O(n) comes from the question. The answer says nothing to imply this, which is good, because it's not true.
Time complexity of iterating a subtree is O(log n + k), where
n is the number of elements in the whole map, and
k is the number of elements in the sub-map. In other words, it still takes O(log n) to get to the first position when you start iterating. Look up
getFirstEntry() implementation to see how it is done.
This brings the overall complexity of your approach to O(log n), but it is bound to be slower than a simple
get, because an intermediate object is created and discarded in the process.
The answer is a bit confusing. Technically it's true that creating the submap is constant operation. But that's just because it actually does nothing apart from setting the low and high keys and still shares the tree structure with the original tree.

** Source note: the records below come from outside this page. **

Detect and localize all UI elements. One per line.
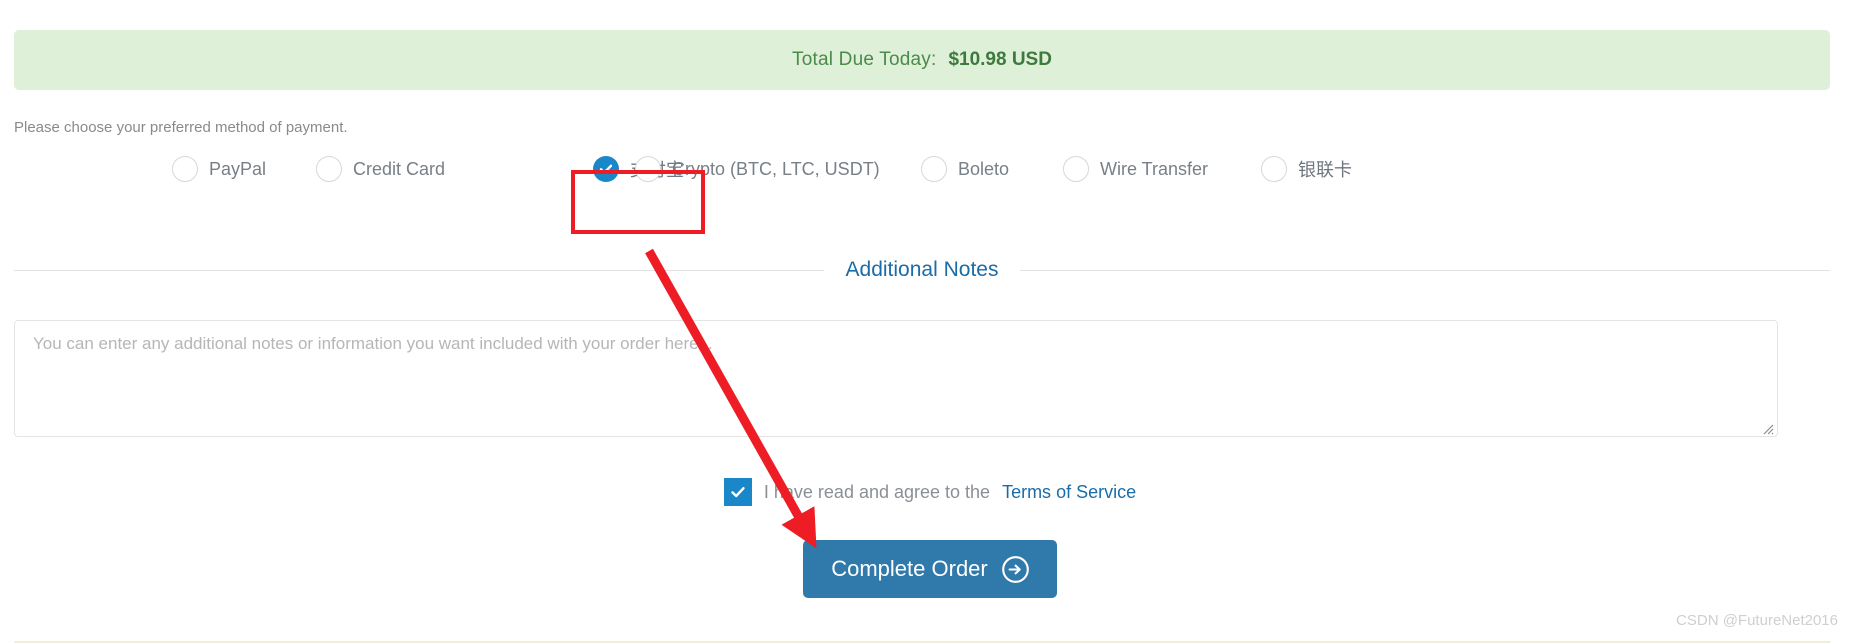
bottom-divider — [14, 641, 1830, 643]
payment-option-paypal[interactable]: PayPal — [172, 148, 266, 190]
complete-order-button[interactable]: Complete Order — [803, 540, 1057, 598]
payment-option-label: Wire Transfer — [1100, 158, 1209, 179]
additional-notes-header: Additional Notes — [14, 258, 1830, 282]
watermark-text: CSDN @FutureNet2016 — [1676, 612, 1838, 629]
terms-of-service-link[interactable]: Terms of Service — [1002, 482, 1136, 503]
additional-notes-title: Additional Notes — [845, 258, 999, 281]
payment-option-credit-card[interactable]: Credit Card — [316, 148, 445, 190]
terms-agreement-row: I have read and agree to the Terms of Se… — [0, 478, 1860, 506]
payment-option-label: Boleto — [958, 158, 1010, 179]
radio-unchecked-icon[interactable] — [1261, 156, 1287, 182]
total-due-banner: Total Due Today: $10.98 USD — [14, 30, 1830, 90]
radio-unchecked-icon[interactable] — [921, 156, 947, 182]
payment-methods-group: PayPal Credit Card 支付宝 Crypto (BTC, LTC,… — [0, 148, 1860, 190]
payment-option-label: Crypto (BTC, LTC, USDT) — [672, 158, 880, 179]
arrow-circle-right-icon — [1001, 555, 1029, 583]
payment-method-prompt: Please choose your preferred method of p… — [14, 119, 348, 136]
payment-option-wire-transfer[interactable]: Wire Transfer — [1063, 148, 1208, 190]
divider-right — [1020, 269, 1830, 271]
payment-option-unionpay[interactable]: 银联卡 — [1261, 148, 1352, 190]
divider-left — [14, 269, 824, 271]
payment-option-crypto[interactable]: Crypto (BTC, LTC, USDT) — [635, 148, 880, 190]
radio-unchecked-icon[interactable] — [316, 156, 342, 182]
terms-checkbox[interactable] — [723, 478, 752, 506]
payment-option-boleto[interactable]: Boleto — [921, 148, 1009, 190]
payment-option-label: PayPal — [209, 158, 267, 179]
payment-option-label: 银联卡 — [1298, 160, 1352, 180]
radio-unchecked-icon[interactable] — [1063, 156, 1089, 182]
submit-row: Complete Order — [0, 540, 1860, 598]
total-due-amount: $10.98 USD — [948, 49, 1052, 70]
terms-label: I have read and agree to the — [763, 481, 991, 502]
radio-checked-icon[interactable] — [593, 156, 619, 182]
total-due-label: Total Due Today: — [792, 49, 937, 70]
payment-option-label: Credit Card — [353, 158, 446, 179]
radio-unchecked-icon[interactable] — [635, 156, 661, 182]
additional-notes-input[interactable] — [14, 320, 1778, 437]
radio-unchecked-icon[interactable] — [172, 156, 198, 182]
complete-order-label: Complete Order — [831, 556, 988, 581]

As a result any operation on the tree is actually postponed until the specific method is invoked. So then
get() still goes through the whole original map and only checks whether it didn't cross the low and high boundaries. Simply saying the
get() is still
O(n) where the
n comes from the original map, not from the submap.
The construction of subMap takes O(1) time, however all retrieval operations take the same O(log n) time as in the original map because SubMap just wraps this object and eventually complete a range check and delegate the invocation of get() method to the original source map object.